Named after Bennett Foddy, creator of several EVIL (and philosophical) punishing games, these are usually physics-based vertical platformers. The goal is simply to climb in some way, but the terrain is designed so that if you miss a jump or stop for too long, you might tumble all the way down to the starting area. Obviously, your path to the top is also horrible and not player-friendly: the obstacles get only more insane. Examples!

  • Getting Over It with Bennett Foddy — classic (it ruined people).
  • A Difficult Game About Climbing — understandable concept.
  • Pushing It! With Sisyphus — “just” push a boulder up a hill.

Unlike Dark Souls, Lies of P, Hollow Knight, Funger, etc., Foddian games are less popular with regular players and are mostly choices of streamers because punishments here trigger high-drama reactions.

Masocore (It Stands for Masochistic + Hardcore)

This genre is characterised by “unfair” or hidden traps that kill the player instantly, requiring trial-and-error and rote memorisation to progress. The system is literally a puzzle of memory and extreme precision. It’s quite a misunderstood corner of gaming, despite some epic projects like:

  • Kaizo Mario World (2007): A ROM hack of Super Mario World created by T. Takemoto. It introduced the infamous “Kaizo Block”—an invisible block placed exactly where a player is most likely to jump, causing them to fall to their death.
  • I Wanna Be the Guy (2007): Created by Michael “Kayin” O’Reilly, this game is a “sardonic love letter” to the 8-bit era. It’s famous for its “postmodern” design—it knows you know how video games work, and it uses that knowledge against you (e.g., a delicious-looking cherry that falls up to kill you).
  • Syobon Action / Cat Mario (2007): A Japanese parody of Super Mario Bros. that takes “unfairness” to a comedic level.
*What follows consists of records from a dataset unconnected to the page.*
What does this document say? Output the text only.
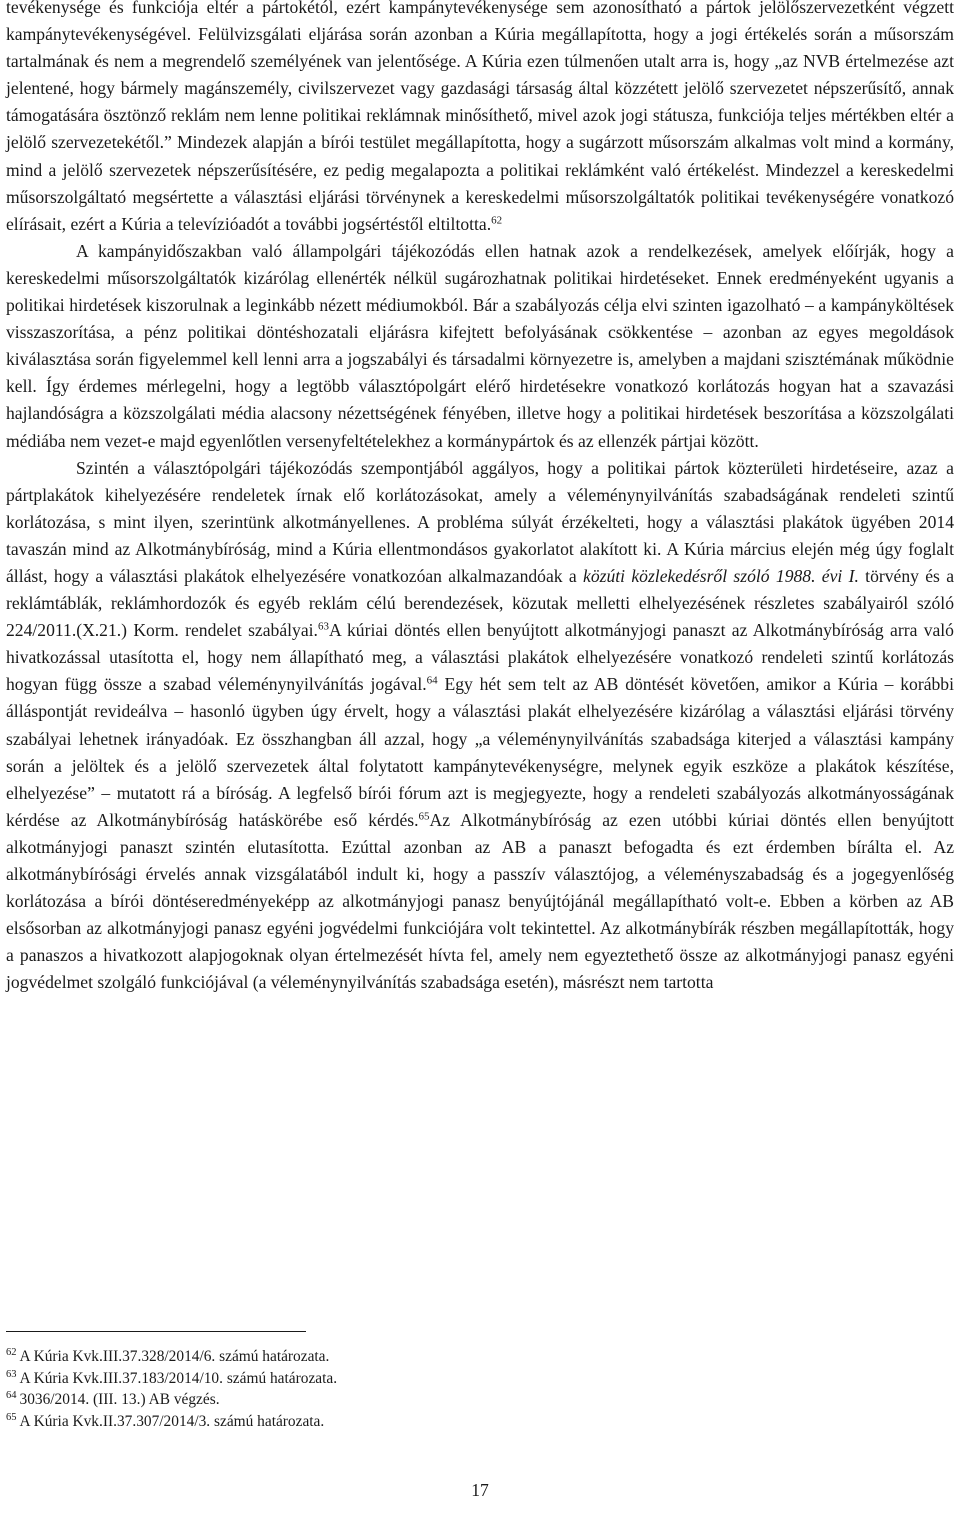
tevékenysége és funkciója eltér a pártokétól, ezért kampánytevékenysége sem azonosítható a pártok jelölőszervezetként végzett kampánytevékenységével. Felülvizsgálati eljárása során azonban a Kúria megállapította, hogy a jogi értékelés során a műsorszám tartalmának és nem a megrendelő személyének van jelentősége. A Kúria ezen túlmenően utalt arra is, hogy „az NVB értelmezése azt jelentené, hogy bármely magánszemély, civilszervezet vagy gazdasági társaság által közzétett jelölő szervezetet népszerűsítő, annak támogatására ösztönző reklám nem lenne politikai reklámnak minősíthető, mivel azok jogi státusza, funkciója teljes mértékben eltér a jelölő szervezetekétől.” Mindezek alapján a bírói testület megállapította, hogy a sugárzott műsorszám alkalmas volt mind a kormány, mind a jelölő szervezetek népszerűsítésére, ez pedig megalapozta a politikai reklámként való értékelést. Mindezzel a kereskedelmi műsorszolgáltató megsértette a választási eljárási törvénynek a kereskedelmi műsorszolgáltatók politikai tevékenységére vonatkozó elírásait, ezért a Kúria a televízióadót a további jogsértéstől eltiltotta.$^{62}$

A kampányidőszakban való állampolgári tájékozódás ellen hatnak azok a rendelkezések, amelyek előírják, hogy a kereskedelmi műsorszolgáltatók kizárólag ellenérték nélkül sugározhatnak politikai hirdetéseket. Ennek eredményeként ugyanis a politikai hirdetések kiszorulnak a leginkább nézett médiumokból. Bár a szabályozás célja elvi szinten igazolható – a kampányköltések visszaszorítása, a pénz politikai döntéshozatali eljárásra kifejtett befolyásának csökkentése – azonban az egyes megoldások kiválasztása során figyelemmel kell lenni arra a jogszabályi és társadalmi környezetre is, amelyben a majdani szisztémának működnie kell. Így érdemes mérlegelni, hogy a legtöbb választópolgárt elérő hirdetésekre vonatkozó korlátozás hogyan hat a szavazási hajlandóságra a közszolgálati média alacsony nézettségének fényében, illetve hogy a politikai hirdetések beszorítása a közszolgálati médiába nem vezet-e majd egyenlőtlen versenyfeltételekhez a kormánypártok és az ellenzék pártjai között.

Szintén a választópolgári tájékozódás szempontjából aggályos, hogy a politikai pártok közterületi hirdetéseire, azaz a pártplakátok kihelyezésére rendeletek írnak elő korlátozásokat, amely a véleménynyilvánítás szabadságának rendeleti szintű korlátozása, s mint ilyen, szerintünk alkotmányellenes. A probléma súlyát érzékelteti, hogy a választási plakátok ügyében 2014 tavaszán mind az Alkotmánybíróság, mind a Kúria ellentmondásos gyakorlatot alakított ki. A Kúria március elején még úgy foglalt állást, hogy a választási plakátok elhelyezésére vonatkozóan alkalmazandóak a közúti közlekedésről szóló 1988. évi I. törvény és a reklámtáblák, reklámhordozók és egyéb reklám célú berendezések, közutak melletti elhelyezésének részletes szabályairól szóló 224/2011.(X.21.) Korm. rendelet szabályai.$^{63}$A kúriai döntés ellen benyújtott alkotmányjogi panaszt az Alkotmánybíróság arra való hivatkozással utasította el, hogy nem állapítható meg, a választási plakátok elhelyezésére vonatkozó rendeleti szintű korlátozás hogyan függ össze a szabad véleménynyilvánítás jogával.$^{64}$ Egy hét sem telt az AB döntését követően, amikor a Kúria – korábbi álláspontját revideálva – hasonló ügyben úgy érvelt, hogy a választási plakát elhelyezésére kizárólag a választási eljárási törvény szabályai lehetnek irányadóak. Ez összhangban áll azzal, hogy „a véleménynyilvánítás szabadsága kiterjed a választási kampány során a jelöltek és a jelölő szervezetek által folytatott kampánytevékenységre, melynek egyik eszköze a plakátok készítése, elhelyezése” – mutatott rá a bíróság. A legfelső bírói fórum azt is megjegyezte, hogy a rendeleti szabályozás alkotmányosságának kérdése az Alkotmánybíróság hatáskörébe eső kérdés.$^{65}$Az Alkotmánybíróság az ezen utóbbi kúriai döntés ellen benyújtott alkotmányjogi panaszt szintén elutasította. Ezúttal azonban az AB a panaszt befogadta és ezt érdemben bírálta el. Az alkotmánybírósági érvelés annak vizsgálatából indult ki, hogy a passzív választójog, a véleményszabadság és a jogegyenlőség korlátozása a bírói döntéseredményeképp az alkotmányjogi panasz benyújtójánál megállapítható volt-e. Ebben a körben az AB elsősorban az alkotmányjogi panasz egyéni jogvédelmi funkciójára volt tekintettel. Az alkotmánybírák részben megállapították, hogy a panaszos a hivatkozott alapjogoknak olyan értelmezését hívta fel, amely nem egyeztethető össze az alkotmányjogi panasz egyéni jogvédelmet szolgáló funkciójával (a véleménynyilvánítás szabadsága esetén), másrészt nem tartotta

$^{62}$ A Kúria Kvk.III.37.328/2014/6. számú határozata.
$^{63}$ A Kúria Kvk.III.37.183/2014/10. számú határozata.
$^{64}$ 3036/2014. (III. 13.) AB végzés.
$^{65}$ A Kúria Kvk.II.37.307/2014/3. számú határozata.
17
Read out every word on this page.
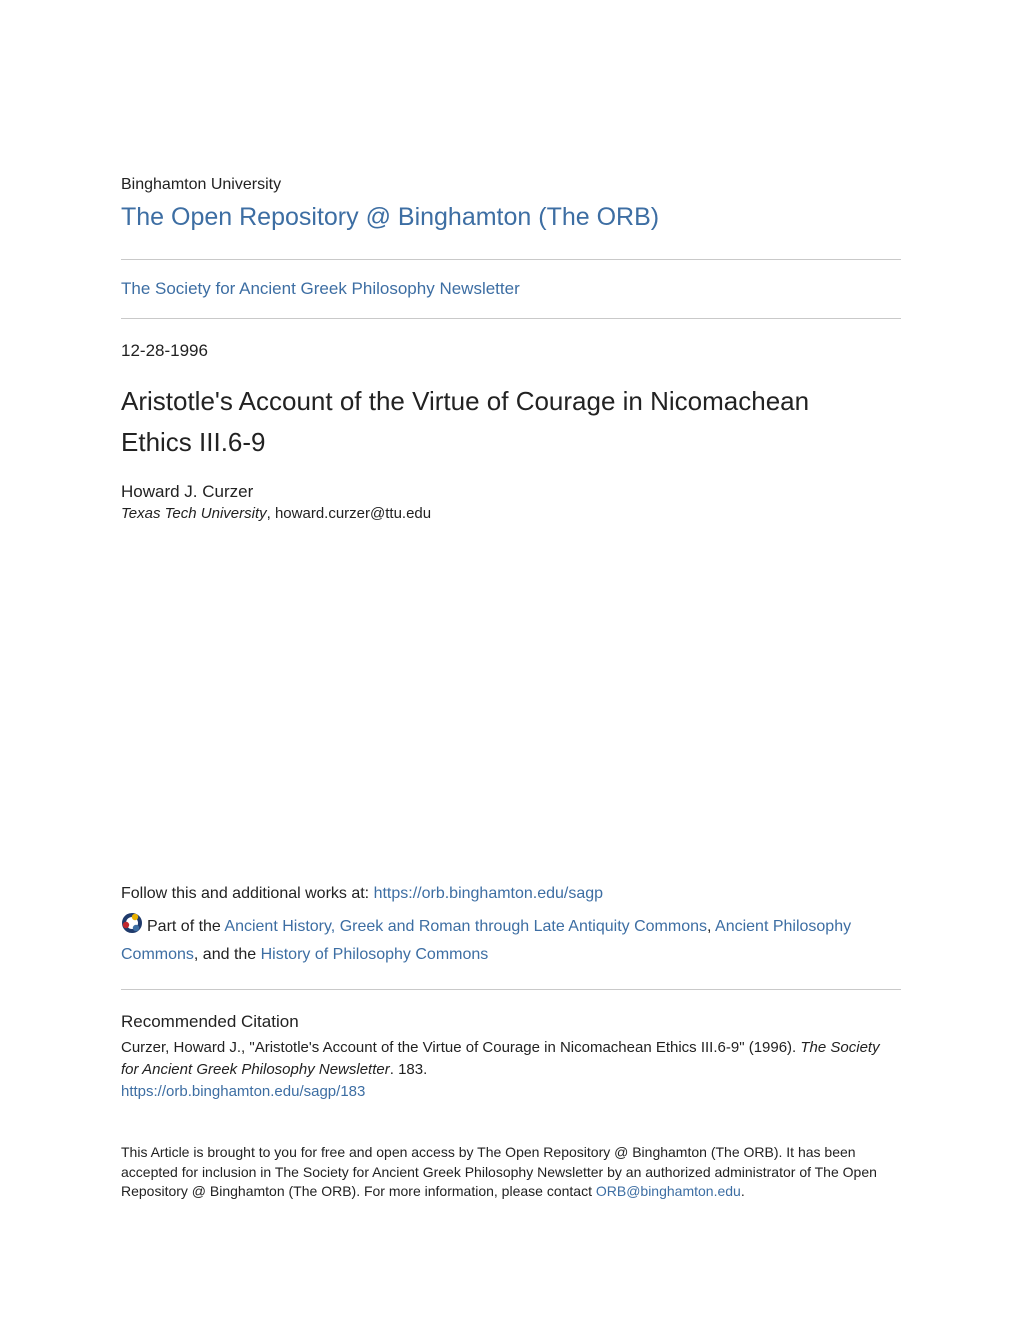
Binghamton University
The Open Repository @ Binghamton (The ORB)
The Society for Ancient Greek Philosophy Newsletter
12-28-1996
Aristotle's Account of the Virtue of Courage in Nicomachean Ethics III.6-9
Howard J. Curzer
Texas Tech University, howard.curzer@ttu.edu
Follow this and additional works at: https://orb.binghamton.edu/sagp
Part of the Ancient History, Greek and Roman through Late Antiquity Commons, Ancient Philosophy Commons, and the History of Philosophy Commons
Recommended Citation
Curzer, Howard J., "Aristotle's Account of the Virtue of Courage in Nicomachean Ethics III.6-9" (1996). The Society for Ancient Greek Philosophy Newsletter. 183.
https://orb.binghamton.edu/sagp/183
This Article is brought to you for free and open access by The Open Repository @ Binghamton (The ORB). It has been accepted for inclusion in The Society for Ancient Greek Philosophy Newsletter by an authorized administrator of The Open Repository @ Binghamton (The ORB). For more information, please contact ORB@binghamton.edu.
It’s designed to be a “prank” on the player, featuring floor tiles that disappear or clouds that suddenly sprout spikes. To prevent the game from being literally unplayable, most Masocore games offer infinite lives and instant respawns. The “punishment” is the death animation itself, not the loss of progress. It’s still super stressful.

Why Do People Even Play These Games?

To an observer, someone playing a punishing game looks like they are having a terrible time – they might be shouting, gripping the controller white-knuckled, or staring at a “Game Over” screen for the hundredth time. In reality, many people who love punishing games grew up in the 80-90s and feel that modern games “treat players like children” with glowing objective markers and regenerating health. For these players, a punishing game is a sign of respect from the developer—the game is assuming the player is smart and capable enough to figure it out without help. Will you try to conquer such a challenge as well?